FILE PHOTO: The General Electric Co. logo is on the company's headquarters in Boston, Massachusetts, on July 23, 2019. REUTERS / Alwyn Scott / File Photo

Judge Jesse Furman, however, granted the shareholders permission to amend their complaint. The class action, originally filed in November 2017, brings together six cases that attempted to hold GE and its executives accountable for declining profits in recent years.

The lawsuit, filed by more than a dozen US and foreign pension plans, pension funds and GE investors, mentions the company and former Chief Executive Officers Jeff Immelt, John Flannery and other executives. It is alleged that they underestimated GE's risk for long-term care insurance and the risks associated with long-term service contracts with customers who purchased GE's power equipment.

"Plaintiffs may be able to claim additional facts regarding the knowledge of each defendant or the deliberate disregard of GE's actuarial problems (in relation to its LTC portfolio) and the trends and risks that it should have disclosed ( This would allow the plaintiffs to suspend the barring of lawyers, "Furman wrote in his ruling, referring to the legal notion of misconduct.

GE did not respond immediately to comment requests.

The ruling comes immediately after the rogue of Madoff, Harry Markopolos, after finding that GE's underwriting business is underfunded compared to its long-term care liabilities.

In a subsequent report on Fitch Ratings, GE's insurance units were identified as the ones most affected by long-term care and least willing to pay for such claims.

The lawsuit alleges that GE's Immelt and other senior executives repeatedly misled investors from the beginning of 2013, claiming that GE had sold its insurance business despite GE's continuing liability for long-term care insurance.

The insurance policies covering the costs of assisted living or caring for the elderly required much greater payouts from insurers than they did when the policies were completed in the 1990s and early 2000s.

In January 2018, GE accepted a surprise $ 6.2 billion after-tax charge and provided $ 15 billion to cover future claims on approximately 300,000 long-term care insurances.
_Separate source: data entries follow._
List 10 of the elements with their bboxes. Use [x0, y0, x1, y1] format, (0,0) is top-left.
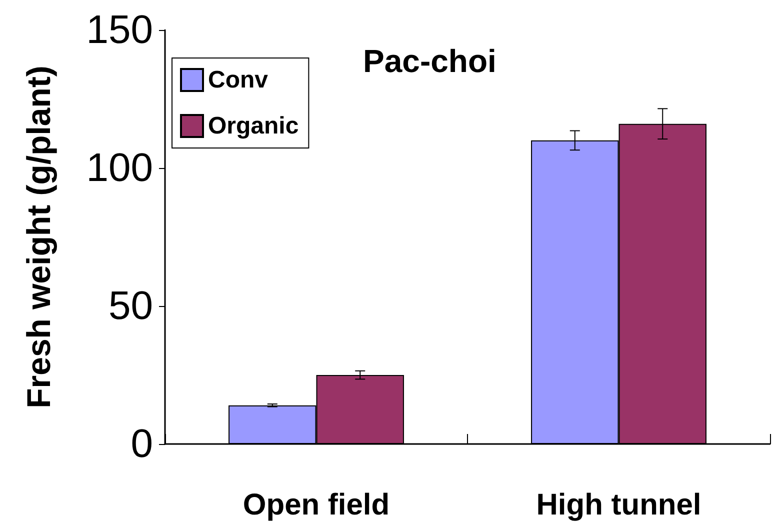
y-tick-label: 150	[86, 8, 153, 52]
y-tick-label: 100	[86, 146, 153, 190]
x-tick-label: Open field	[242, 488, 390, 522]
legend-label: Organic	[208, 112, 299, 140]
legend-label: Conv	[208, 66, 269, 94]
chart-title: Pac-choi	[363, 43, 496, 79]
y-tick-label: 50	[108, 284, 153, 328]
y-axis-title: Fresh weight (g/plant)	[20, 66, 57, 408]
x-tick-label: High tunnel	[536, 488, 702, 522]
y-tick-label: 0	[130, 422, 153, 466]
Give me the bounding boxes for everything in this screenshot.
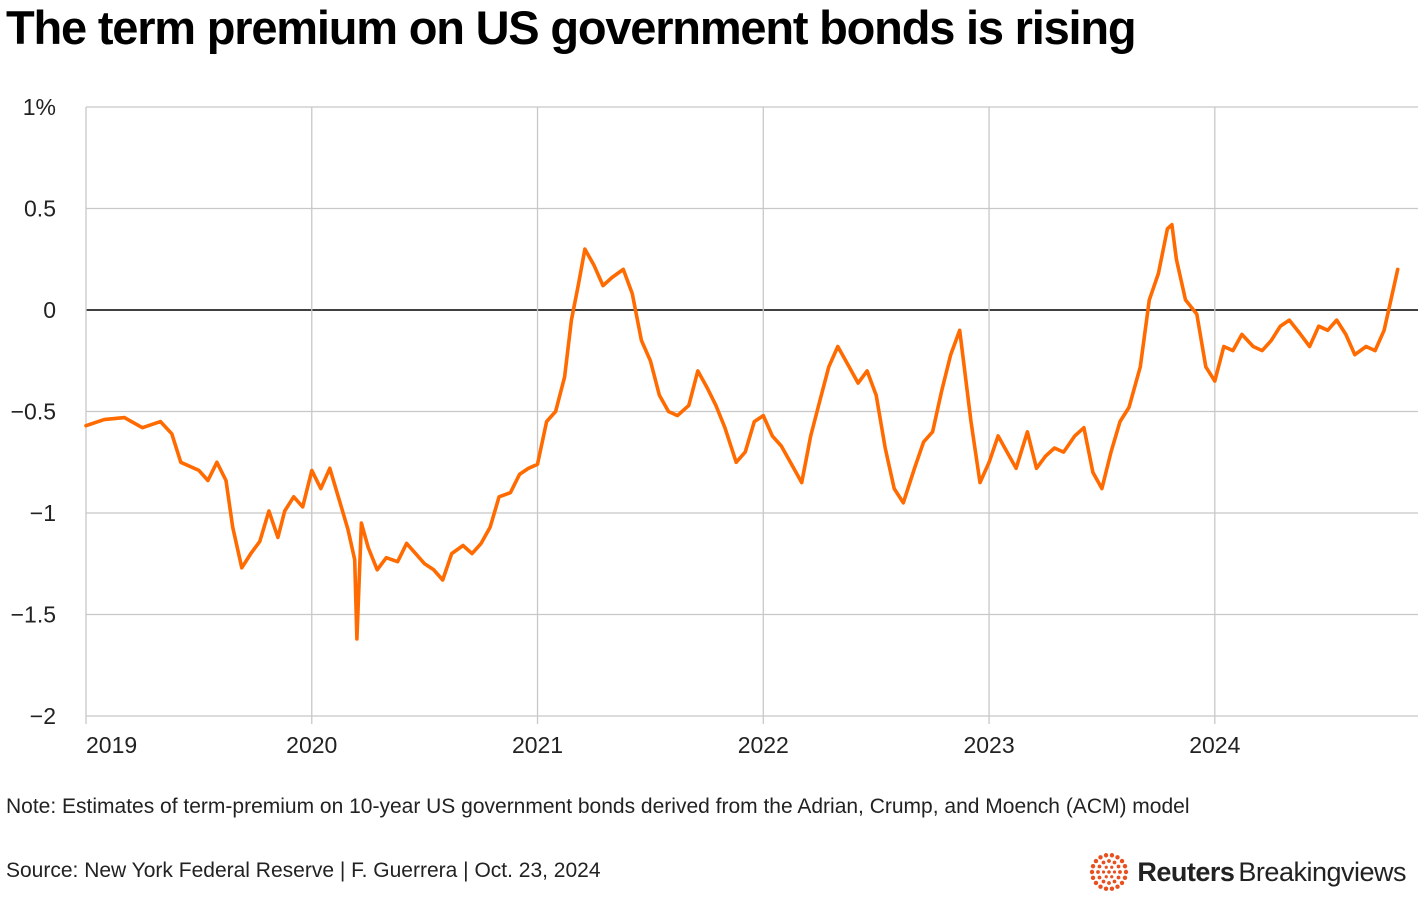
logo-dot [1117,875,1121,880]
logo-dot [1096,870,1101,874]
x-tick-label: 2020 [286,732,337,758]
logo-dot [1097,864,1102,869]
logo-dot [1097,875,1102,880]
logo-dot [1118,870,1123,874]
logo-dot [1110,886,1115,891]
y-tick-label: −2 [30,703,56,729]
y-tick-label: −1 [30,500,56,526]
logo-dot [1113,870,1117,874]
logo-dot [1120,858,1125,864]
logo-dot [1105,875,1109,879]
y-tick-label: 0.5 [24,196,56,222]
x-tick-label: 2021 [512,732,563,758]
axis-labels: 1% 0.5 0 −0.5 −1 −1.5 −2 2019 2020 2021 2022 2023 20… [11,94,1241,758]
logo-dot [1091,863,1096,869]
logo-dot [1115,884,1121,889]
gridlines [85,106,1418,724]
logo-dot [1115,855,1121,860]
x-tick-label: 2019 [86,732,137,758]
brand-logo: Reuters Breakingviews [1089,852,1406,892]
logo-dot [1102,870,1106,874]
logo-dot [1123,875,1128,881]
logo-dot [1104,886,1109,891]
chart-source: Source: New York Federal Reserve | F. Gu… [6,859,601,882]
logo-dot [1094,858,1099,864]
x-tick-label: 2022 [738,732,789,758]
logo-dot [1124,869,1129,875]
logo-dot [1110,853,1115,858]
logo-dot [1091,875,1096,881]
logo-dot [1112,879,1117,884]
logo-dot [1110,865,1114,869]
y-tick-label: 1% [23,94,56,120]
logo-dot [1101,860,1106,865]
chart-note: Note: Estimates of term-premium on 10-ye… [6,795,1190,818]
brand-name: Reuters [1137,856,1235,887]
reuters-dots-logo-icon [1090,853,1129,891]
brand-subname: Breakingviews [1238,856,1406,887]
logo-dot [1107,859,1112,863]
x-tick-label: 2023 [963,732,1014,758]
logo-dot [1098,884,1104,889]
logo-dot [1094,880,1099,886]
logo-dot [1107,881,1112,885]
logo-dot [1107,870,1112,874]
line-chart: 1% 0.5 0 −0.5 −1 −1.5 −2 2019 2020 2021 2022 2023 20… [11,94,1418,758]
y-tick-label: 0 [43,297,56,323]
logo-dot [1104,853,1109,858]
x-tick-label: 2024 [1189,732,1240,758]
logo-dot [1112,860,1117,865]
logo-dot [1098,855,1104,860]
logo-dot [1101,879,1106,884]
logo-dot [1090,869,1095,875]
y-tick-label: −1.5 [11,602,56,628]
y-tick-label: −0.5 [11,399,56,425]
chart-title: The term premium on US government bonds … [6,1,1137,54]
logo-dot [1123,863,1128,869]
term-premium-line [84,222,1400,641]
logo-dot [1110,875,1114,879]
logo-dot [1105,865,1109,869]
logo-dot [1117,864,1121,869]
logo-dot [1120,880,1125,886]
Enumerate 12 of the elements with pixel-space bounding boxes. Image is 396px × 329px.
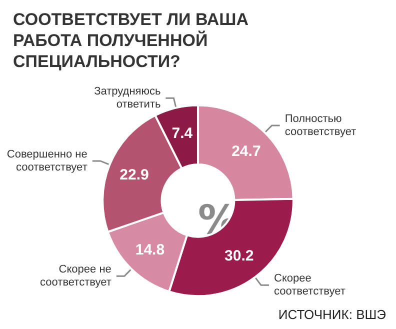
- data-label: 30.2: [224, 247, 254, 264]
- chart-title: СООТВЕТСТВУЕТ ЛИ ВАША РАБОТА ПОЛУЧЕННОЙ СПЕЦИАЛЬНОСТИ?: [13, 10, 254, 71]
- slice-label: Затрудняюсь ответить: [94, 86, 161, 111]
- slice-label: Полностью соответствует: [284, 112, 356, 138]
- slice-label: Скорее соответствует: [274, 272, 346, 298]
- text: ИСТОЧНИК: ВШЭ: [278, 307, 386, 322]
- data-label: 14.8: [135, 241, 165, 258]
- slice-label: Совершенно не соответствует: [6, 148, 88, 174]
- data-label: 24.7: [232, 143, 261, 160]
- data-label: 7.4: [172, 125, 194, 142]
- data-label: 22.9: [120, 166, 149, 184]
- slice-label: Скорее не соответствует: [40, 264, 112, 289]
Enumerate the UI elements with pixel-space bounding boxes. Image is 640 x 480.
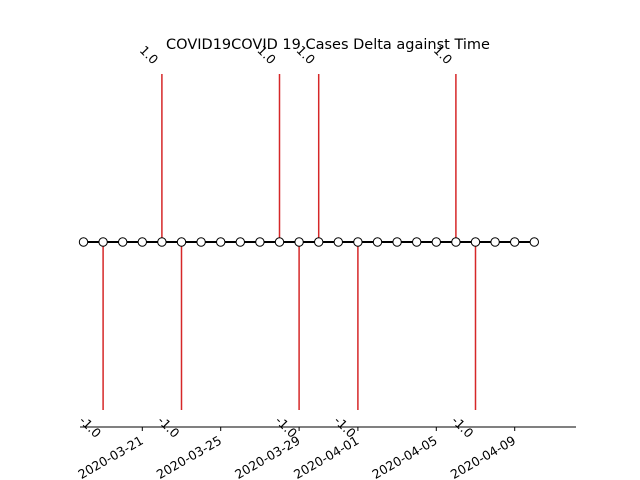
marker-2020-04-02 (372, 237, 383, 247)
marker-2020-04-03 (392, 237, 402, 247)
marker-2020-04-07 (470, 237, 481, 247)
marker-2020-03-27 (255, 237, 265, 247)
value-label-2020-04-07: -1.0 (449, 413, 477, 441)
marker-2020-03-19 (98, 237, 108, 247)
x-tick-label-2020-03-29: 2020-03-29 (232, 433, 302, 480)
marker-2020-03-20 (118, 237, 128, 247)
value-label-2020-03-19: -1.0 (76, 413, 104, 441)
marker-2020-04-10 (529, 237, 539, 247)
marker-2020-03-28 (274, 237, 285, 247)
value-label-2020-03-23: -1.0 (155, 413, 183, 441)
marker-2020-03-31 (333, 237, 343, 247)
x-tick-label-2020-04-01: 2020-04-01 (291, 433, 361, 480)
marker-2020-04-09 (510, 237, 520, 247)
marker-2020-04-04 (412, 237, 422, 247)
markers (78, 237, 539, 247)
marker-2020-03-25 (216, 237, 226, 247)
marker-2020-03-30 (314, 237, 324, 247)
x-tick-label-2020-03-25: 2020-03-25 (154, 433, 224, 480)
x-ticks: 2020-03-21 2020-03-25 2020-03-292020-04-01… (75, 427, 518, 480)
marker-2020-03-24 (196, 237, 206, 247)
value-label-2020-03-22: 1.0 (137, 42, 162, 67)
marker-2020-03-22 (157, 237, 167, 247)
x-tick-label-2020-04-09: 2020-04-09 (448, 433, 518, 480)
chart-title: COVID19COVID 19 Cases Delta against Time (166, 37, 490, 53)
x-tick-label-2020-04-05: 2020-04-05 (369, 433, 439, 480)
marker-2020-04-05 (431, 237, 441, 247)
stems (102, 74, 477, 410)
marker-2020-04-06 (451, 237, 461, 247)
marker-2020-03-23 (176, 237, 187, 247)
x-tick-label-2020-03-21: 2020-03-21 (75, 433, 145, 480)
marker-2020-03-26 (235, 237, 246, 247)
marker-2020-04-08 (490, 237, 500, 247)
marker-2020-03-21 (137, 237, 148, 247)
marker-2020-04-01 (353, 237, 363, 247)
marker-2020-03-29 (294, 237, 304, 247)
marker-2020-03-18 (78, 237, 89, 247)
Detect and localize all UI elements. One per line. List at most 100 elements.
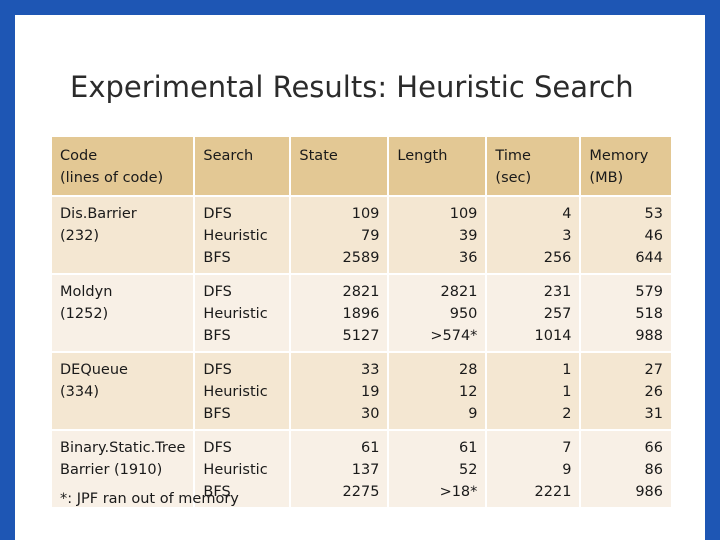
cell-search: DFS Heuristic BFS	[193, 429, 290, 507]
cell-search: DFS Heuristic BFS	[193, 195, 290, 273]
cell-code: Binary.Static.Tree Barrier (1910)	[52, 429, 194, 507]
cell-text: 2221	[534, 484, 572, 500]
cell-code: DEQueue (334)	[52, 351, 194, 429]
cell-text: 52	[458, 462, 478, 478]
cell-text: 109	[351, 206, 380, 222]
header-memory-line1: Memory	[589, 148, 649, 164]
cell-text: 137	[351, 462, 380, 478]
table-row: Dis.Barrier (232) DFS Heuristic BFS 109 …	[52, 195, 671, 273]
cell-text: DFS	[203, 440, 232, 456]
cell-text: BFS	[203, 328, 231, 344]
cell-state: 61 137 2275	[289, 429, 388, 507]
cell-text: 1	[562, 384, 572, 400]
slide-background	[15, 15, 705, 540]
cell-time: 231 257 1014	[485, 273, 580, 351]
cell-text: 86	[644, 462, 663, 478]
cell-text: 19	[360, 384, 380, 400]
cell-text: 986	[635, 484, 663, 500]
cell-text: Barrier (1910)	[60, 462, 163, 478]
header-code: Code (lines of code)	[52, 137, 193, 195]
cell-memory: 579 518 988	[579, 273, 671, 351]
cell-text: 2275	[342, 484, 380, 500]
cell-text: (1252)	[60, 306, 109, 322]
cell-text: >574*	[430, 328, 478, 344]
header-time: Time (sec)	[485, 137, 579, 195]
cell-text: Moldyn	[60, 284, 113, 300]
cell-state: 33 19 30	[289, 351, 388, 429]
cell-search: DFS Heuristic BFS	[193, 351, 290, 429]
cell-text: 950	[449, 306, 478, 322]
cell-length: 2821 950 >574*	[387, 273, 486, 351]
cell-text: BFS	[203, 250, 231, 266]
cell-text: 2821	[440, 284, 478, 300]
cell-text: 31	[644, 406, 663, 422]
cell-text: 1896	[342, 306, 380, 322]
cell-text: 66	[644, 440, 663, 456]
cell-text: Heuristic	[203, 228, 268, 244]
header-search: Search	[193, 137, 289, 195]
cell-text: 2589	[342, 250, 380, 266]
cell-text: DEQueue	[60, 362, 128, 378]
cell-text: 12	[458, 384, 478, 400]
cell-code: Dis.Barrier (232)	[52, 195, 194, 273]
cell-text: Binary.Static.Tree	[60, 440, 186, 456]
cell-text: Heuristic	[203, 306, 268, 322]
slide-title: Experimental Results: Heuristic Search	[70, 70, 634, 104]
header-state-line1: State	[299, 148, 338, 164]
cell-text: 256	[543, 250, 572, 266]
cell-text: 28	[458, 362, 478, 378]
header-time-line2: (sec)	[495, 170, 532, 186]
header-time-line1: Time	[495, 148, 531, 164]
footnote: *: JPF ran out of memory	[60, 491, 239, 507]
header-length: Length	[387, 137, 485, 195]
cell-memory: 27 26 31	[579, 351, 671, 429]
cell-text: Heuristic	[203, 462, 268, 478]
cell-text: DFS	[203, 284, 232, 300]
header-code-line2: (lines of code)	[60, 170, 164, 186]
table-row: Moldyn (1252) DFS Heuristic BFS 2821 189…	[52, 273, 671, 351]
cell-text: BFS	[203, 484, 231, 500]
cell-text: Heuristic	[203, 384, 268, 400]
cell-text: 109	[449, 206, 478, 222]
cell-text: 53	[644, 206, 663, 222]
table-row: DEQueue (334) DFS Heuristic BFS 33 19 30…	[52, 351, 671, 429]
cell-code: Moldyn (1252)	[52, 273, 194, 351]
cell-text: Dis.Barrier	[60, 206, 137, 222]
cell-text: 9	[468, 406, 478, 422]
cell-text: 579	[635, 284, 663, 300]
cell-length: 61 52 >18*	[387, 429, 486, 507]
header-memory: Memory (MB)	[579, 137, 671, 195]
cell-text: 988	[635, 328, 663, 344]
cell-text: 36	[458, 250, 478, 266]
header-state: State	[289, 137, 387, 195]
cell-text: BFS	[203, 406, 231, 422]
cell-text: >18*	[439, 484, 478, 500]
cell-memory: 53 46 644	[579, 195, 671, 273]
cell-text: DFS	[203, 362, 232, 378]
cell-search: DFS Heuristic BFS	[193, 273, 290, 351]
cell-text: 2	[562, 406, 572, 422]
cell-length: 109 39 36	[387, 195, 486, 273]
cell-state: 2821 1896 5127	[289, 273, 388, 351]
header-search-line1: Search	[203, 148, 254, 164]
cell-time: 7 9 2221	[485, 429, 580, 507]
cell-text: 79	[360, 228, 380, 244]
header-memory-line2: (MB)	[589, 170, 624, 186]
cell-text: 30	[360, 406, 380, 422]
cell-text: 7	[562, 440, 572, 456]
cell-text: 61	[458, 440, 478, 456]
cell-text: 9	[562, 462, 572, 478]
cell-text: 3	[562, 228, 572, 244]
cell-text: 27	[644, 362, 663, 378]
header-code-line1: Code	[60, 148, 98, 164]
cell-text: 46	[644, 228, 663, 244]
cell-text: (232)	[60, 228, 99, 244]
cell-text: 257	[543, 306, 572, 322]
cell-memory: 66 86 986	[579, 429, 671, 507]
cell-text: 4	[562, 206, 572, 222]
table-header-row: Code (lines of code) Search State Length…	[52, 137, 671, 195]
cell-text: 39	[458, 228, 478, 244]
cell-text: 5127	[342, 328, 380, 344]
cell-time: 1 1 2	[485, 351, 580, 429]
cell-text: 1014	[534, 328, 572, 344]
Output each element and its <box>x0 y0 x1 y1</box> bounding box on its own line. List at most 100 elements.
GE has denied using fraudulent accounting to conceal declining revenues and profits in its performance section. Investors were victims of "setbacks and forecasting accidents", which GE announced at the time. GE also said that the complaint did not contain any specific information that should have provided "that a reasonable investor should avoid being misled".

Reporting by Alwyn Scott, Editors of Rosalba O & Brien and Dan Grebler

Our Standards: The Thomson Reuters Trust Principles.